Brain Fluidity as a Functional Marker of Tau-Related Neurodegeneration in Alzheimer’s Disease

Alzheimer’s Disease (AD) is the most common form of dementia and one of the leading neurodegenerative disorders worldwide. Neurophysiopathologically, AD is characterized by neuronal death, accompanied by the alteration of tau protein in the cerebrospinal fluid (CSF) and beta-amyloid plaques in brain tissue. Although significant progress has been made in identifying the biological markers of AD, a deeper understanding of how these changes lead to functional disruptions in brain dynamics - and ultimately to clinical symptoms - remains crucial. In this context, quantitative electroencephalography (qEEG) has emerged as a valuable neurophysiological tool for studying the temporal dynamics of large-scale brain activities with high temporal resolution. A growing body of research has recently focused on brain fluidity, a metric of the brain’s ability to dynamically reconfigure its functional connectivity patterns over time - reflecting its capacity for adaptive processing and cognitive flexibility. In Alzheimer’s disease, this fluidity may be altered, suggesting a reduced ability of the brain to shift between different functional states in response to internal or external stimuli. In this study, we explored alterations in brain fluidity in AD by analyzing EEG data from 28 patients with a clinical diagnosis of Alzheimer’s disease and 29 age-matched healthy controls.
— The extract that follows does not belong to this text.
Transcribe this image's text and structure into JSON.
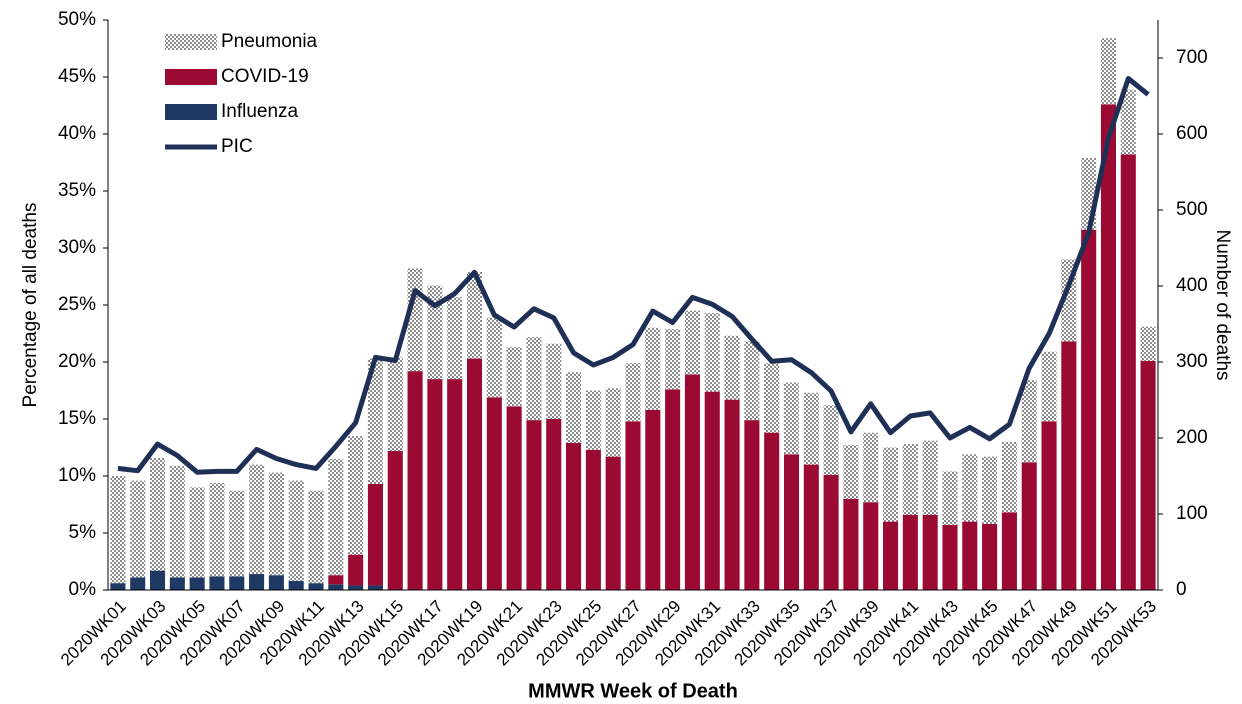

Following preprocessing and source reconstruction, we computed functional connectivity using the Phase Locking Value (PLV) within sliding time windows. Brain fluidity was then quantified as the average similarity between successive PLV connectivity matrices, for each canonical frequency band. Our findings reveal frequency-specific alterations of fluidity in AD patients, particularly in the theta and beta frequency bands. Moreover, we found that reduced fluidity was directly correlated with lower scores on the Mini-Mental State Examination and with higher levels of CSF biomarkers, such as the levels of total tau protein and those of phosphorylated tau. These results suggest that decreased brain fluidity may serve as a functional marker of tau-related neurodegeneration and cognitive impairment in AD. In conclusion, our study provides evidence that the temporal variability of functional connectivity, captured through EEG-based brain fluidity, represents a promising functional biomarker, potentially aiding in early diagnosis and monitoring of disease progression.